The U.S. State Department’s “working definition of anti-Semitism,” was signed on May 26, 2016, in Bucharest, Romania, and adopted by 31 member states of the International Holocaust Remembrance Alliance, including the United States, under the Obama administration. The definition has carried over to the current administration, and the intent is for it to guide American understanding of anti-Semitism into the future.
This definition (Reference: Defining Anti-Semitism – Office Of International Religious Freedom) is centered around the 3-D’s of discrimination: Demonizing, Delegitimizing, and applying a Double Standard to Israel for actions common to other countries including the USA. It also says, in part, “Anti-Semitism frequently charges Jews with conspiring to harm humanity, and it is often used to blame Jews for ‘why things go wrong.’” Note that anti-Zionism delegitimizes the Jewish State of Israel, and only this Jewish state among all sovereign states; anti-Zionism IS anti-Semitism.

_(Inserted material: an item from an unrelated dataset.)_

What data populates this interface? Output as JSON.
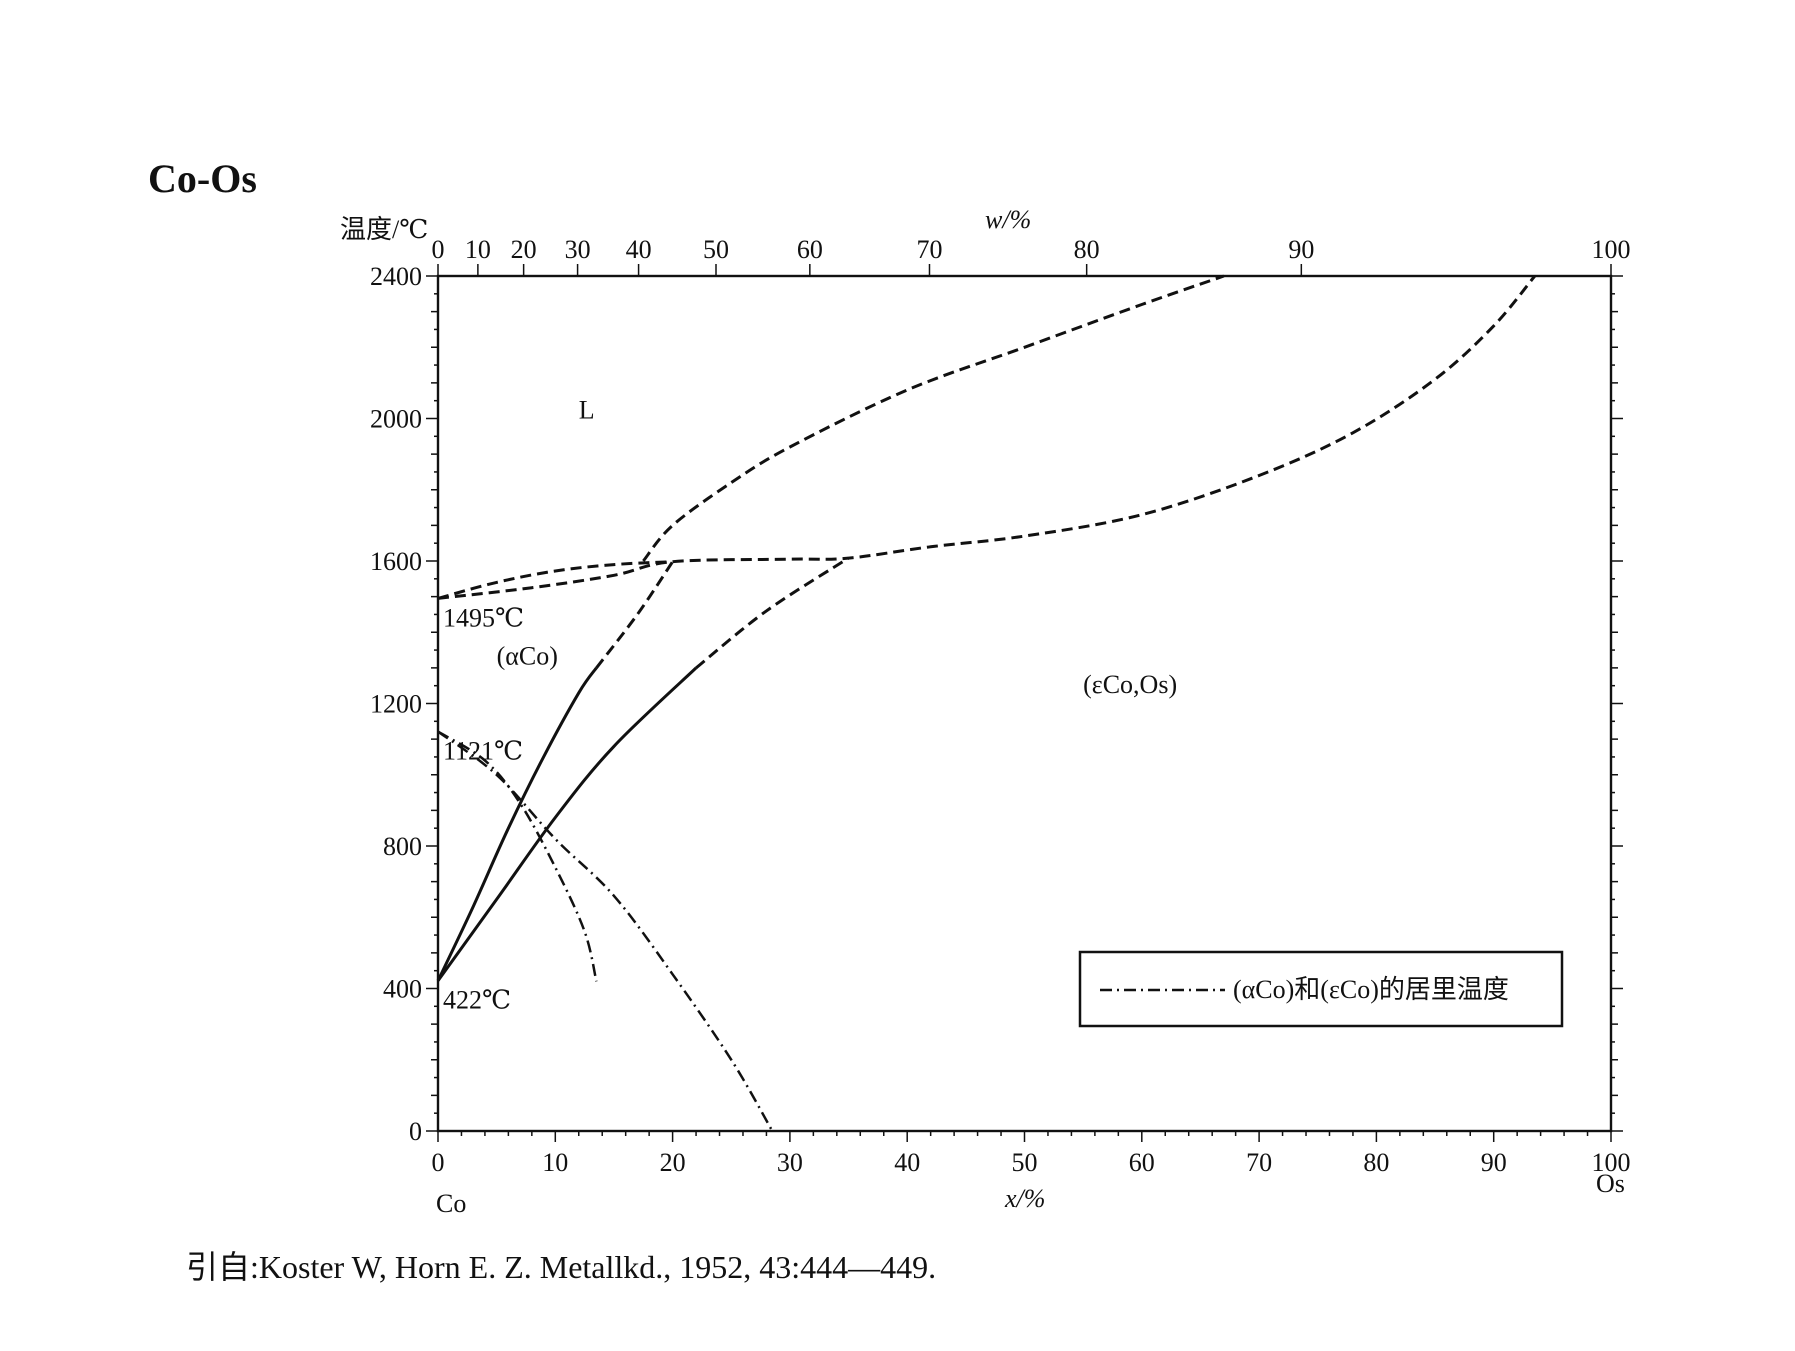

IHRA AntiSemitism Guide – Examples as Illustrations

According to the International Holocaust Remembrance Alliance contemporary examples of antisemitism in public life, the media, schools, the workplace, and in the religious sphere could include, but are not limited to:

  • Calling for, aiding, or justifying the killing or harming of Jews in the name of a radical ideology or an extremist view of religion.
  • Making mendacious, dehumanizing, demonizing, or stereotypical allegations about Jews as such or the power of Jews as collective — such as, especially but not exclusively, the myth about a world Jewish conspiracy or of Jews controlling the media, economy, government or other societal institutions.
  • Accusing Jews as a people of being responsible for real or imagined wrongdoing committed by a single Jewish person or group, or even for acts committed by non-Jews.
  • Denying the fact, scope, mechanisms (e.g. gas chambers) or intentionality of the genocide of the Jewish people at the hands of National Socialist Germany and its supporters and accomplices during World War II (the Holocaust).
  • Accusing the Jews as a people, or Israel as a state, of inventing or exaggerating the Holocaust.
  • Accusing Jewish citizens of being more loyal to Israel, or to the alleged priorities of Jews worldwide, than to the interests of their own nations.
  • Denying the Jewish people their right to self-determination, e.g., by claiming that the existence of a State of Israel is a racist endeavor.
  • Applying double standards by requiring of it a behavior not expected or demanded of any other democratic nation.
  • Using the symbols and images associated with classic antisemitism (e.g., claims of Jews killing Jesus or blood libel) to characterize Israel or Israelis.
  • Drawing comparisons of contemporary Israeli policy to that of the Nazis.
  • Holding Jews collectively responsible for actions of the state of Israel.